Adelphi University 195 NLRB 639 (1972)
Syracuse University 204 NLRB (1973)
Leland Stanford Junior University 214 NLRB 621 (1974)
Cedars-Sinai Medical Center 223 NLRB 251 (1976)
St. Clare's Hospital&Health Center 229 NLRB 1000 (1977)
NLRB v. Yeshiva University 444 U.S. 672 (1980)

(I took editorial liberty in saying 30 years of precedent when I should have said 29.)

In public universities, because the state (or city) is the employer, the issue of unionization comes under relevant state labor law. Of course, graduate students could appeal to the NLRB and say that the state or city was not upholding the law, but that's a completely different sort of case than the question of whether private universities must allow grad students to organize.

On the issue of state-vs-federal pro-union attitudes, I don't think it's possible to generalize. I'm sure that New York or California are friendlier to organized labor than is the national government currently. But I'd also guess that, say, Mississippi and Wyoming are less friendly to organized labor than is the national government.

Jonathan Rees - 7/16/2004


I'll admit that my labor history is a lot better than my knowledge of contemporary labor law, but your explanation here makes no sense. If public universities weren't covered by the jurisdiction of the NLRB, they wouldn't be covered by the National Labor Relations Act which means that graduate student unions there probably wouldn't exist in the first place. Besides, no graduate students organized at private universities until the 1990s, so how can there be 30 years of precedent on this issue?

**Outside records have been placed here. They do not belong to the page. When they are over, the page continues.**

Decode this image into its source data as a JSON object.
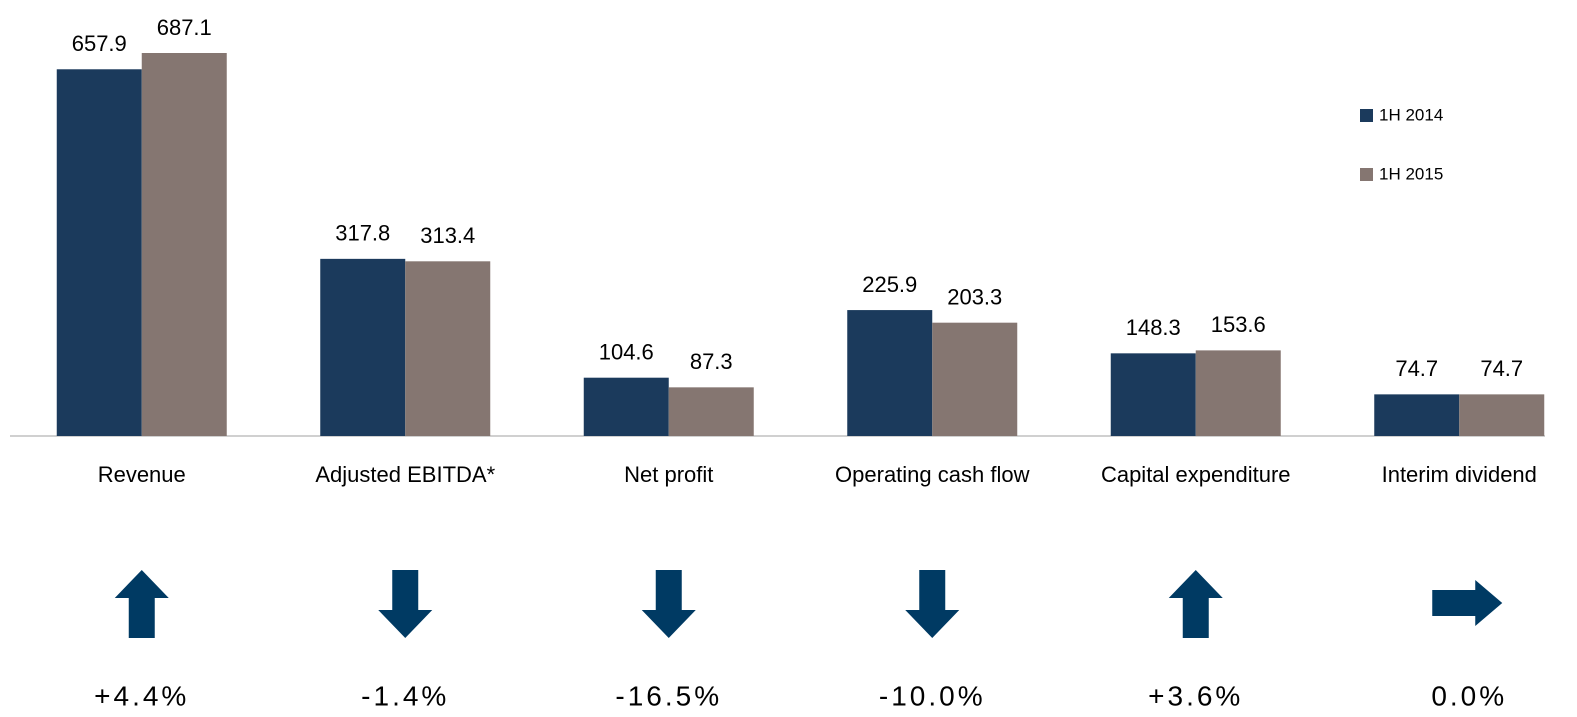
{
  "chart_data": {
    "type": "bar",
    "categories": [
      "Revenue",
      "Adjusted EBITDA*",
      "Net profit",
      "Operating cash flow",
      "Capital expenditure",
      "Interim dividend"
    ],
    "series": [
      {
        "name": "1H 2014",
        "color": "#1b3a5c",
        "values": [
          657.9,
          317.8,
          104.6,
          225.9,
          148.3,
          74.7
        ]
      },
      {
        "name": "1H 2015",
        "color": "#857671",
        "values": [
          687.1,
          313.4,
          87.3,
          203.3,
          153.6,
          74.7
        ]
      }
    ],
    "legend": "right",
    "changes": {
      "color": "#003a63",
      "values": [
        4.4,
        -1.4,
        -16.5,
        -10.0,
        3.6,
        0.0
      ],
      "value_labels": [
        "+4.4%",
        "-1.4%",
        "-16.5%",
        "-10.0%",
        "+3.6%",
        "0.0%"
      ]
    }
  }
}
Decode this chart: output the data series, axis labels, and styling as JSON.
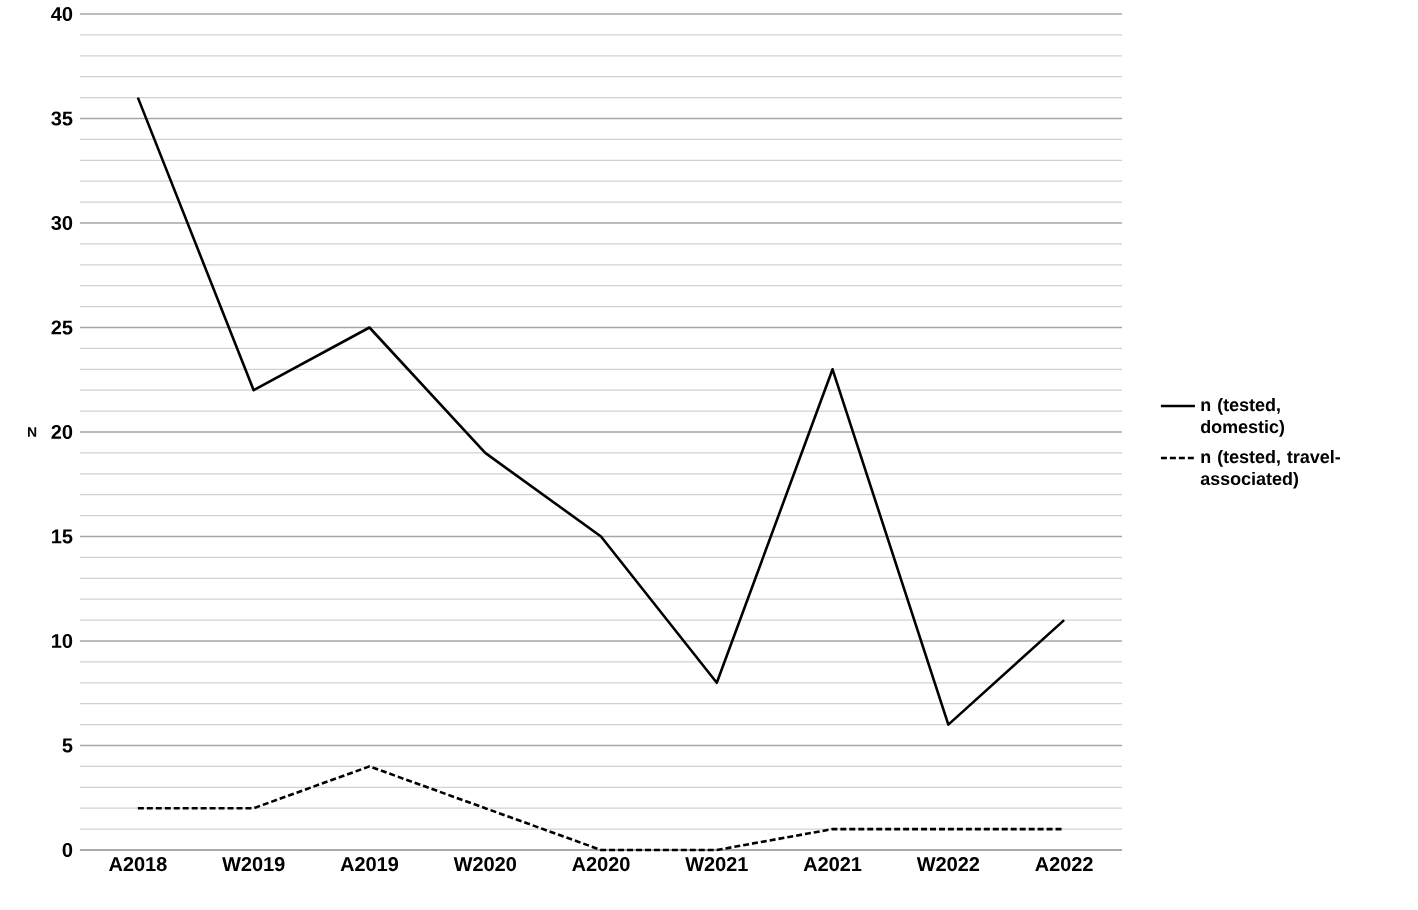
{
  "chart_data": {
    "type": "line",
    "ylabel": "N",
    "categories": [
      "A2018",
      "W2019",
      "A2019",
      "W2020",
      "A2020",
      "W2021",
      "A2021",
      "W2022",
      "A2022"
    ],
    "series": [
      {
        "name": "n (tested, domestic)",
        "color": "#000000",
        "line_style": "solid",
        "values": [
          36,
          22,
          25,
          19,
          15,
          8,
          23,
          6,
          11
        ]
      },
      {
        "name": "n (tested, travel-associated)",
        "color": "#000000",
        "line_style": "dashed",
        "values": [
          2,
          2,
          4,
          2,
          0,
          0,
          1,
          1,
          1
        ]
      }
    ],
    "ylim": [
      0,
      40
    ],
    "yticks": [
      0,
      5,
      10,
      15,
      20,
      25,
      30,
      35,
      40
    ],
    "grid": "y",
    "legend": "right",
    "marker": "none"
  }
}
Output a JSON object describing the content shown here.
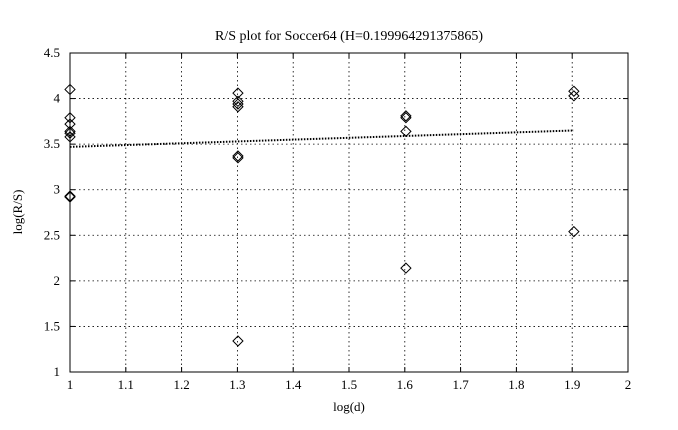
{
  "chart_data": {
    "type": "scatter",
    "title": "R/S plot for Soccer64 (H=0.199964291375865)",
    "xlabel": "log(d)",
    "ylabel": "log(R/S)",
    "xlim": [
      1,
      2
    ],
    "ylim": [
      1,
      4.5
    ],
    "x_ticks": [
      1,
      1.1,
      1.2,
      1.3,
      1.4,
      1.5,
      1.6,
      1.7,
      1.8,
      1.9,
      2
    ],
    "x_tick_labels": [
      "1",
      "1.1",
      "1.2",
      "1.3",
      "1.4",
      "1.5",
      "1.6",
      "1.7",
      "1.8",
      "1.9",
      "2"
    ],
    "y_ticks": [
      1,
      1.5,
      2,
      2.5,
      3,
      3.5,
      4,
      4.5
    ],
    "y_tick_labels": [
      "1",
      "1.5",
      "2",
      "2.5",
      "3",
      "3.5",
      "4",
      "4.5"
    ],
    "grid": true,
    "marker": "diamond-open",
    "points": [
      {
        "x": 1.0,
        "y": 4.1
      },
      {
        "x": 1.0,
        "y": 3.79
      },
      {
        "x": 1.0,
        "y": 3.72
      },
      {
        "x": 1.0,
        "y": 3.64
      },
      {
        "x": 1.0,
        "y": 3.62
      },
      {
        "x": 1.0,
        "y": 3.58
      },
      {
        "x": 1.0,
        "y": 2.93
      },
      {
        "x": 1.0,
        "y": 2.92
      },
      {
        "x": 1.301,
        "y": 4.06
      },
      {
        "x": 1.301,
        "y": 3.97
      },
      {
        "x": 1.301,
        "y": 3.94
      },
      {
        "x": 1.301,
        "y": 3.91
      },
      {
        "x": 1.301,
        "y": 3.37
      },
      {
        "x": 1.301,
        "y": 3.35
      },
      {
        "x": 1.301,
        "y": 1.34
      },
      {
        "x": 1.602,
        "y": 3.81
      },
      {
        "x": 1.602,
        "y": 3.79
      },
      {
        "x": 1.602,
        "y": 3.64
      },
      {
        "x": 1.602,
        "y": 2.14
      },
      {
        "x": 1.903,
        "y": 4.08
      },
      {
        "x": 1.903,
        "y": 4.03
      },
      {
        "x": 1.903,
        "y": 2.54
      }
    ],
    "fit_line": {
      "x": [
        1.0,
        1.903
      ],
      "y": [
        3.47,
        3.65
      ]
    }
  }
}
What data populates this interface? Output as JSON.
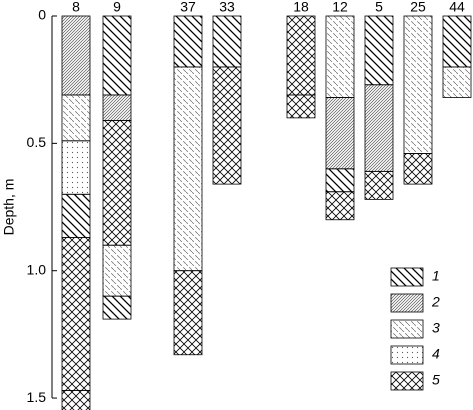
{
  "chart_data": {
    "type": "column-section",
    "y_label": "Depth, m",
    "ylim": [
      0,
      1.55
    ],
    "yticks": [
      0,
      0.5,
      {
        "value": 1,
        "label": "1.0"
      },
      1.5
    ],
    "legend": [
      "1",
      "2",
      "3",
      "4",
      "5"
    ],
    "columns": [
      {
        "label": "8",
        "layers": [
          {
            "top": 0,
            "bottom": 0.31,
            "pattern": "2"
          },
          {
            "top": 0.31,
            "bottom": 0.49,
            "pattern": "3"
          },
          {
            "top": 0.49,
            "bottom": 0.7,
            "pattern": "4"
          },
          {
            "top": 0.7,
            "bottom": 0.87,
            "pattern": "1"
          },
          {
            "top": 0.87,
            "bottom": 1.47,
            "pattern": "5"
          },
          {
            "top": 1.47,
            "bottom": 1.55,
            "pattern": "5"
          }
        ]
      },
      {
        "label": "9",
        "layers": [
          {
            "top": 0,
            "bottom": 0.31,
            "pattern": "1"
          },
          {
            "top": 0.31,
            "bottom": 0.41,
            "pattern": "2"
          },
          {
            "top": 0.41,
            "bottom": 0.9,
            "pattern": "5"
          },
          {
            "top": 0.9,
            "bottom": 1.1,
            "pattern": "3"
          },
          {
            "top": 1.1,
            "bottom": 1.19,
            "pattern": "1"
          }
        ]
      },
      {
        "label": "37",
        "layers": [
          {
            "top": 0,
            "bottom": 0.2,
            "pattern": "1"
          },
          {
            "top": 0.2,
            "bottom": 1,
            "pattern": "3"
          },
          {
            "top": 1,
            "bottom": 1.33,
            "pattern": "5"
          }
        ]
      },
      {
        "label": "33",
        "layers": [
          {
            "top": 0,
            "bottom": 0.2,
            "pattern": "1"
          },
          {
            "top": 0.2,
            "bottom": 0.66,
            "pattern": "5"
          }
        ]
      },
      {
        "label": "18",
        "layers": [
          {
            "top": 0,
            "bottom": 0.31,
            "pattern": "5"
          },
          {
            "top": 0.31,
            "bottom": 0.4,
            "pattern": "5"
          }
        ]
      },
      {
        "label": "12",
        "layers": [
          {
            "top": 0,
            "bottom": 0.32,
            "pattern": "3"
          },
          {
            "top": 0.32,
            "bottom": 0.6,
            "pattern": "2"
          },
          {
            "top": 0.6,
            "bottom": 0.69,
            "pattern": "1"
          },
          {
            "top": 0.69,
            "bottom": 0.8,
            "pattern": "5"
          }
        ]
      },
      {
        "label": "5",
        "layers": [
          {
            "top": 0,
            "bottom": 0.27,
            "pattern": "1"
          },
          {
            "top": 0.27,
            "bottom": 0.61,
            "pattern": "2"
          },
          {
            "top": 0.61,
            "bottom": 0.72,
            "pattern": "5"
          }
        ]
      },
      {
        "label": "25",
        "layers": [
          {
            "top": 0,
            "bottom": 0.54,
            "pattern": "3"
          },
          {
            "top": 0.54,
            "bottom": 0.66,
            "pattern": "5"
          }
        ]
      },
      {
        "label": "44",
        "layers": [
          {
            "top": 0,
            "bottom": 0.2,
            "pattern": "1"
          },
          {
            "top": 0.2,
            "bottom": 0.32,
            "pattern": "3"
          }
        ]
      }
    ]
  }
}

My guess is that public universities, like state governments in general, tend to respect labor laws more than private employers do. They are also circumscribed by political considerations more than private employers.

Jonathan Rees

PS If I'm wrong, I'd like to hear about the specific precedents and exactly who was bringing the cases.

Robert KC Johnson - 7/16/2004

The precedent consisted of NLRB decisions stating that graduate students at private universities didn't have the right to organize. Public universities are covered by state, not federal, law, and therefore don't fall under the jurisdiction of the NLRB.

David Lion Salmanson - 7/16/2004

Graduate Student Unions have been around at public universities for about that long.